In the feature pack I have the following setup
* A microprofile-context-propagation layer, which contains the core subsystem and propagation providers for:
- CDI
- Application (Just TCCL)
* A microprofile-context-propagation-jta layer which provides propagation for transactions

During the porting process I am finally revisiting some long outstanding things:
* Extending Application to also propagate the NamespaceContextSelector (Jakarta EE naming)
* JAX-RS context propagation
* Servlet context propagation

Now, a lot of providers are starting to rely on more stuff in layers which might not be provisioned. One thing I could do is have a layer for each of these, so e.g:
- microprofile-context-propagation-jaxrs would provide propagation of the RestEasy context and make sure the JAX-RS layers are available
- microprofile-context-propagation-servlet would provide propagation of the Servlet context and make sure the undertow layers are available
and so on.

While ^^ is the cleanest solution, I think it is way too fine-grained, and the list of what people need to provision might become quite long.

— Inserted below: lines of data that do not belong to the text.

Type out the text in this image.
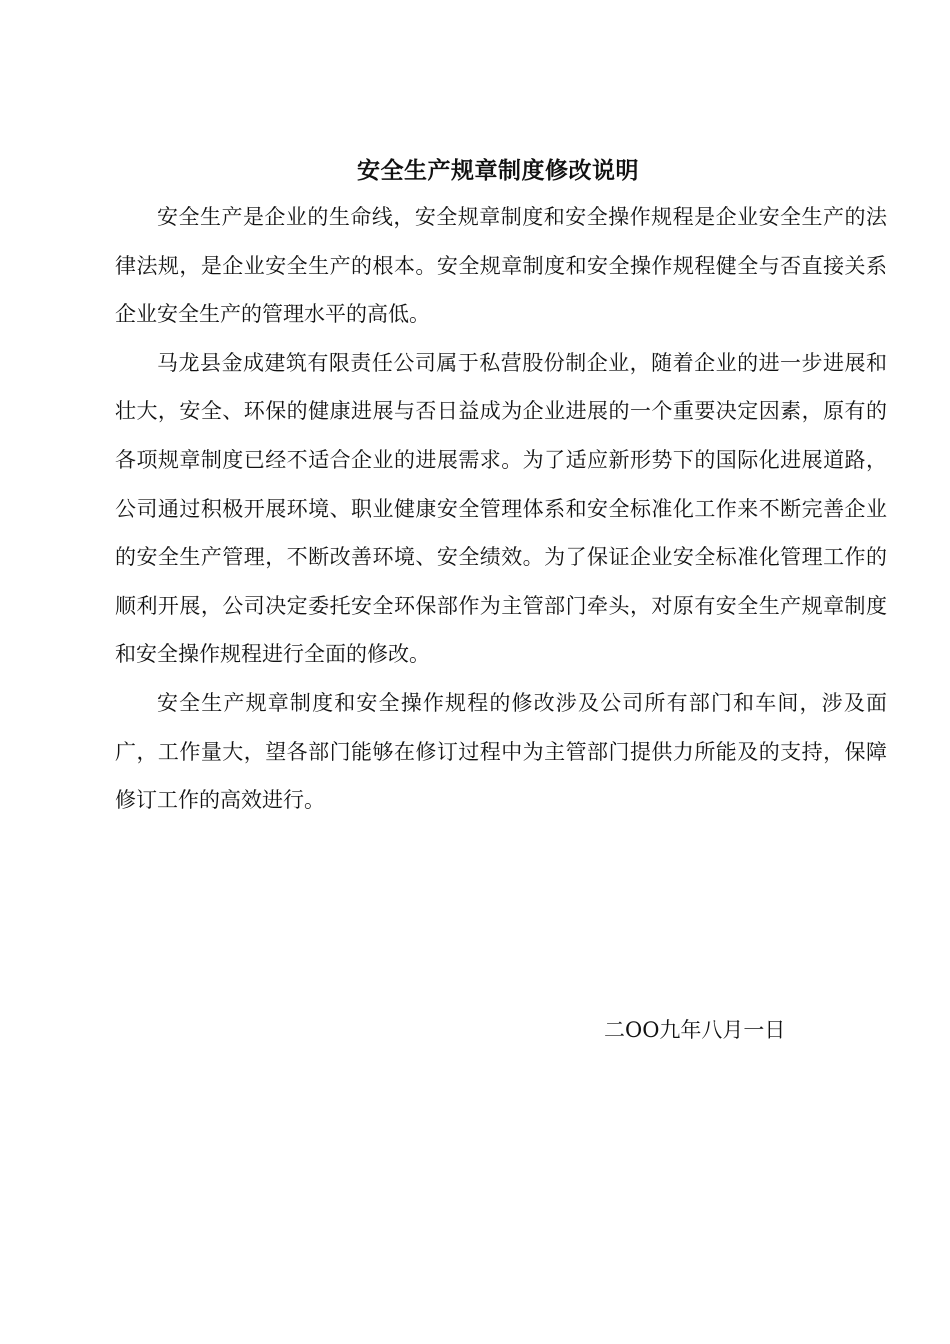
安全生产规章制度修改说明

安全生产是企业的生命线，安全规章制度和安全操作规程是企业安全生产的法律法规，是企业安全生产的根本。安全规章制度和安全操作规程健全与否直接关系企业安全生产的管理水平的高低。

马龙县金成建筑有限责任公司属于私营股份制企业，随着企业的进一步进展和壮大，安全、环保的健康进展与否日益成为企业进展的一个重要决定因素，原有的各项规章制度已经不适合企业的进展需求。为了适应新形势下的国际化进展道路，公司通过积极开展环境、职业健康安全管理体系和安全标准化工作来不断完善企业的安全生产管理，不断改善环境、安全绩效。为了保证企业安全标准化管理工作的顺利开展，公司决定委托安全环保部作为主管部门牵头，对原有安全生产规章制度和安全操作规程进行全面的修改。

安全生产规章制度和安全操作规程的修改涉及公司所有部门和车间，涉及面广，工作量大，望各部门能够在修订过程中为主管部门提供力所能及的支持，保障修订工作的高效进行。

二OO九年八月一日
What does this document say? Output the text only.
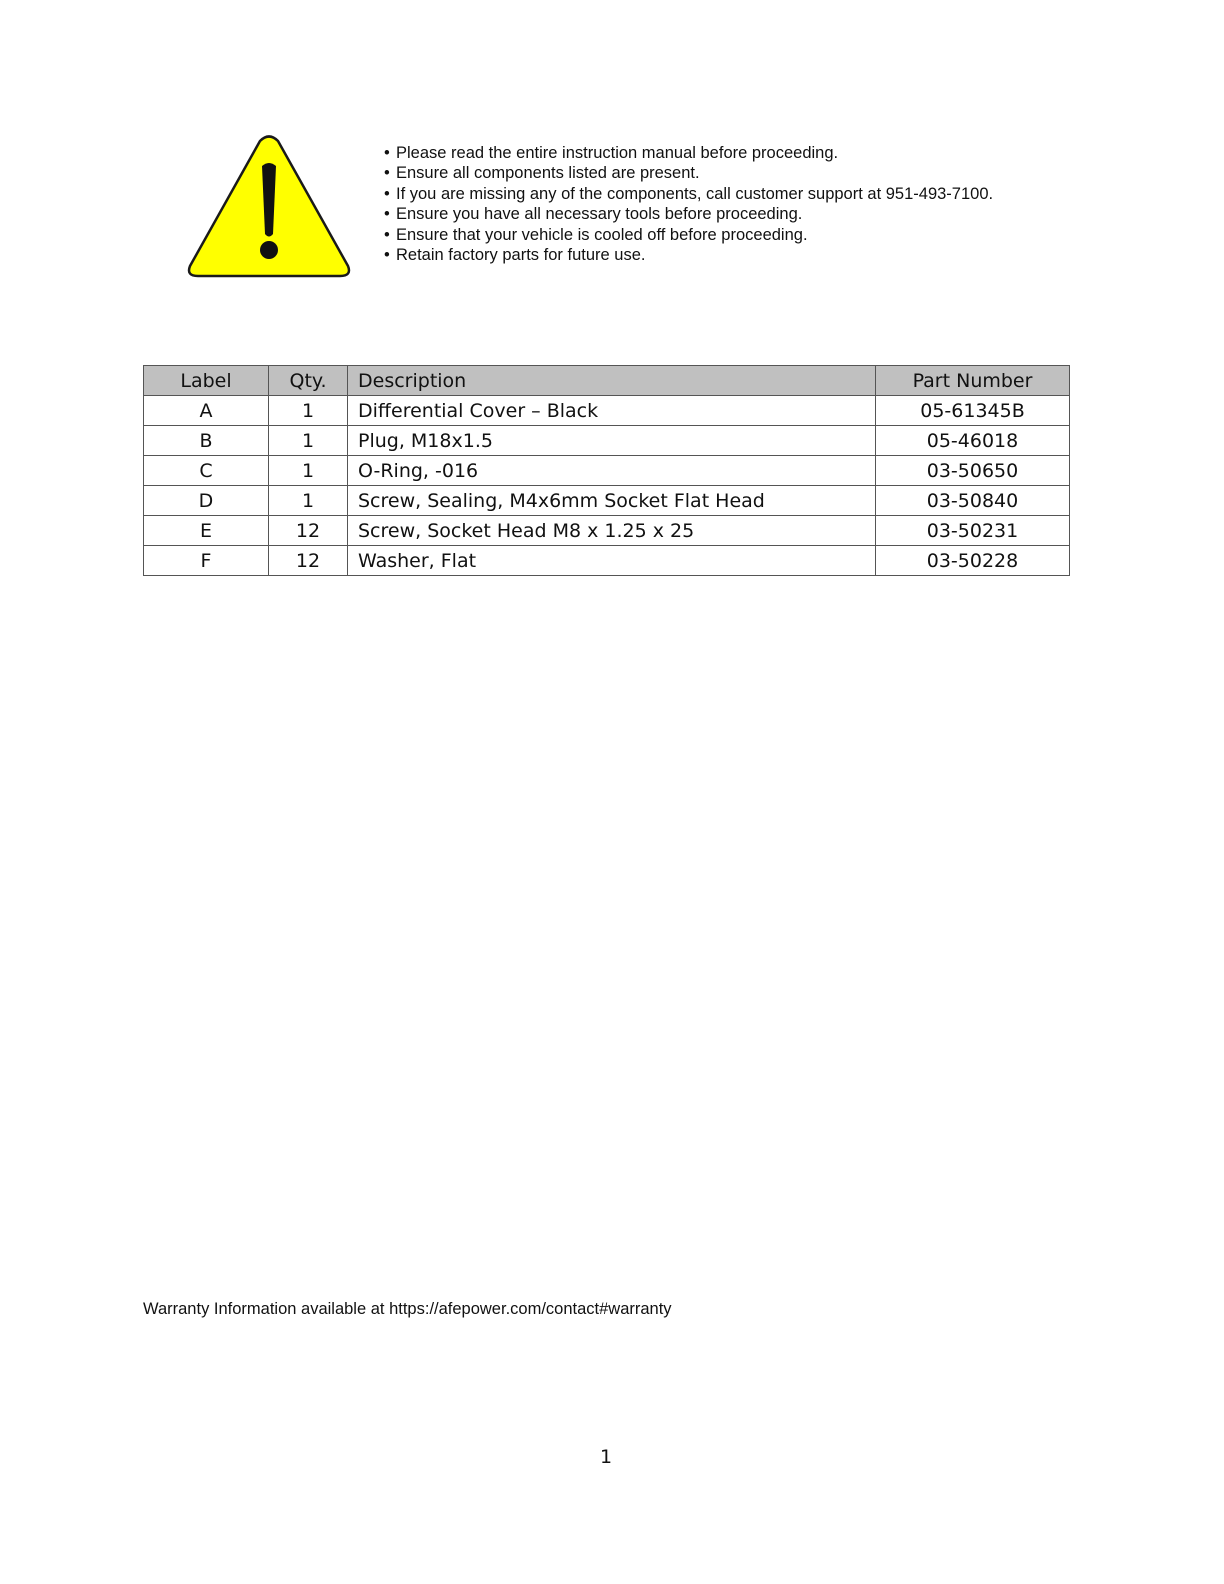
• Please read the entire instruction manual before proceeding.
• Ensure all components listed are present.
• If you are missing any of the components, call customer support at 951-493-7100.
• Ensure you have all necessary tools before proceeding.
• Ensure that your vehicle is cooled off before proceeding.
• Retain factory parts for future use.
Label	Qty.	Description	Part Number
A	1	Differential Cover – Black	05-61345B
B	1	Plug, M18x1.5	05-46018
C	1	O-Ring, -016	03-50650
D	1	Screw, Sealing, M4x6mm Socket Flat Head	03-50840
E	12	Screw, Socket Head M8 x 1.25 x 25	03-50231
F	12	Washer, Flat	03-50228
Warranty Information available at https://afepower.com/contact#warranty
1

I am currently working on something where you just have the microprofile-context-propagation layer, which contains all the providers, and does a check when the deployment is first initialised. If when loading, say, the RestEasy provider, and RestEasy is not there, it will log an INFO message along the lines of:

Class org.wildfly.extension.microprofile.context.propagation.providers.jaxrs.JaxRsThreadContextSnapshotFactory could not be loaded, because the underlying layers are not provisioned. You will not get context propagation for the 'JAX-RS' thread context type


This message is printed when the deployment's context manager is first loaded (i.e. on deploy) and not on every attempt to do propagation.

Does anybody see any problems with this approach? To me it is more user-friendly, but others might have different opinions.